My wife and I have recently finished watching the series Mindhunters on Netflix, and have come away shaken from this mostly factual investigation of sex-based serial killers through the eyes of the FBI @ 1980. The FBI at that time was beginning to profile such killers as Charley Manson and Son of Sam David Berkowitz, usually with a Freudian slant. Often, it would go like this: one killer had a prostitute mother and an absent father, another had a domineering and berating mother, and so on and on with histories of broken and aberrant social backgrounds. But it was, and is not, always so easy. One man in the series had a very decent home life, was intelligent, and had access to avenues of success. And yet, as far as was determined, he temporarily fulfilled his sexual needs by abducting and torturing to death adolescent boys. What the….?
It seems that it goes back to the earlier statement, that ‘enough’ is never enough, and with the energy behind the sexual urge in men, this lack of fulfillment can lead to extreme perversion and danger. It is my bet that none of us had perfect childhoods regarding sex or anything else, and that few of us are fully satisfied with the sexual aspects of our lives – yet almost none of us commits acts of violence or murder. At this point in our (American) history, I would bet that most of us do not even depend on multiple partners or sex toys to achieve those ever-brief moments of fulfillment. Obviously, some have had worse lives than others, but most with uncomfortable or even horrible backgrounds are not violent sex offenders. In other words, there is something else that the FBI files did not delve into that makes a sexual predator, and oddly, it contradicts the modern viewpoint of the experts. It points to a lack of self-control that is grounded in extreme narcissism.

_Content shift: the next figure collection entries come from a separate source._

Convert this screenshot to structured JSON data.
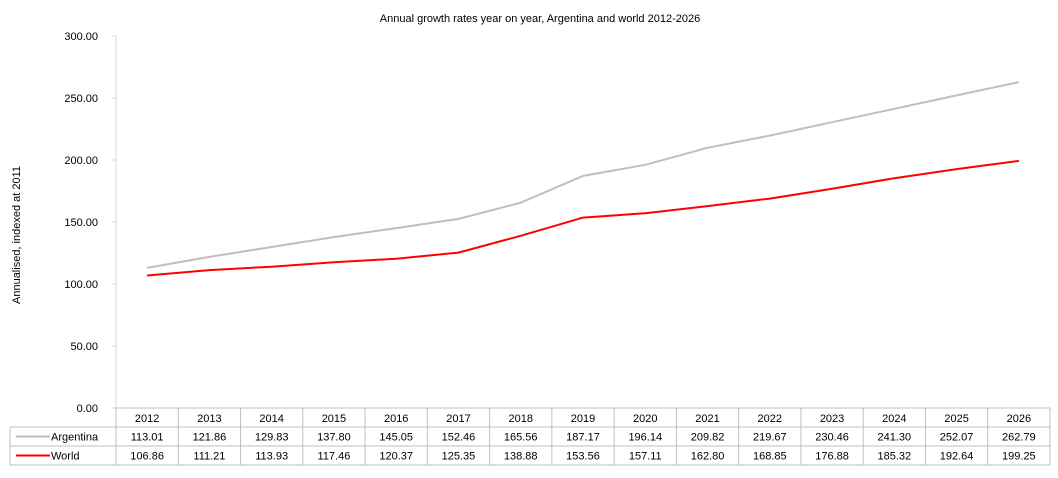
{
  "chart_data": {
    "type": "line",
    "title": "Annual growth rates year on year, Argentina and world 2012-2026",
    "xlabel": "",
    "ylabel": "Annualised, indexed at 2011",
    "ylim": [
      0,
      300
    ],
    "yticks": [
      "0.00",
      "50.00",
      "100.00",
      "150.00",
      "200.00",
      "250.00",
      "300.00"
    ],
    "grid": false,
    "legend": "data table below chart",
    "categories": [
      "2012",
      "2013",
      "2014",
      "2015",
      "2016",
      "2017",
      "2018",
      "2019",
      "2020",
      "2021",
      "2022",
      "2023",
      "2024",
      "2025",
      "2026"
    ],
    "series": [
      {
        "name": "Argentina",
        "color": "#bfbfbf",
        "values": [
          113.01,
          121.86,
          129.83,
          137.8,
          145.05,
          152.46,
          165.56,
          187.17,
          196.14,
          209.82,
          219.67,
          230.46,
          241.3,
          252.07,
          262.79
        ],
        "labels": [
          "113.01",
          "121.86",
          "129.83",
          "137.80",
          "145.05",
          "152.46",
          "165.56",
          "187.17",
          "196.14",
          "209.82",
          "219.67",
          "230.46",
          "241.30",
          "252.07",
          "262.79"
        ]
      },
      {
        "name": "World",
        "color": "#ff0000",
        "values": [
          106.86,
          111.21,
          113.93,
          117.46,
          120.37,
          125.35,
          138.88,
          153.56,
          157.11,
          162.8,
          168.85,
          176.88,
          185.32,
          192.64,
          199.25
        ],
        "labels": [
          "106.86",
          "111.21",
          "113.93",
          "117.46",
          "120.37",
          "125.35",
          "138.88",
          "153.56",
          "157.11",
          "162.80",
          "168.85",
          "176.88",
          "185.32",
          "192.64",
          "199.25"
        ]
      }
    ]
  }
}
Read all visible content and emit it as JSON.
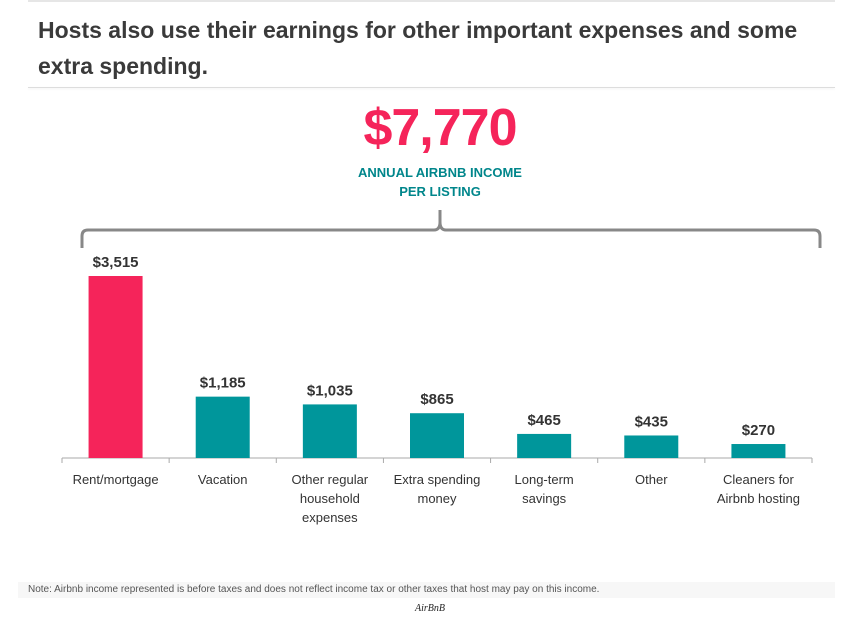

In his book, Beheading Hydra, Fr Dwight Longenecker preaches the tried and true doctrine of moral certitude while countering the modern psychological narrative of sexual permissiveness. For him, such permissiveness is a key component in the modern de-Spiritualizing of the world, and he is right: with the “if it feels good, do it,” attitude, we are directed inward towards ourselves, not outward for the love of spouse, family, and God. We become lone actors. Cruelly, as mentioned, we are being led to believe that this path will lead to happiness – which it has not and will not – while disregarding the greater world of both other people and its spiritual aspects. His analysis amounts to this: we must control impulses that eventually will plunge us into an endless and depressing search for permanent physical happiness and instead follow a disciplined life that will deny immediate satisfaction in exchange for permanent spiritual happiness.
I must add that I don’t particularly like this conclusion. As an East Coast baby boomer, doing what feels good was what life was all about. I would love it if we could all live in mobile communes, like those supposed coastal Connecticut tribes, and live out our inner desires in perfect harmony with everyone else. But it doesn’t work out that way. The lizard mind is only part of our mind. The other has its foot in eternity and will never be satisfied with the momentary fragments of compelled pleasure that rules the animal kingdom. Having a higher kingdom – and we all know deep down that we do, from the fathomless well of our arts to the mountain tops of our inspirations – directs us towards controlling the lizard mind to achieve eternal cosmic bliss. Some have tried to have it both ways, but the followers of Jim Jones and Charley Manson learned too late what the wise have always known.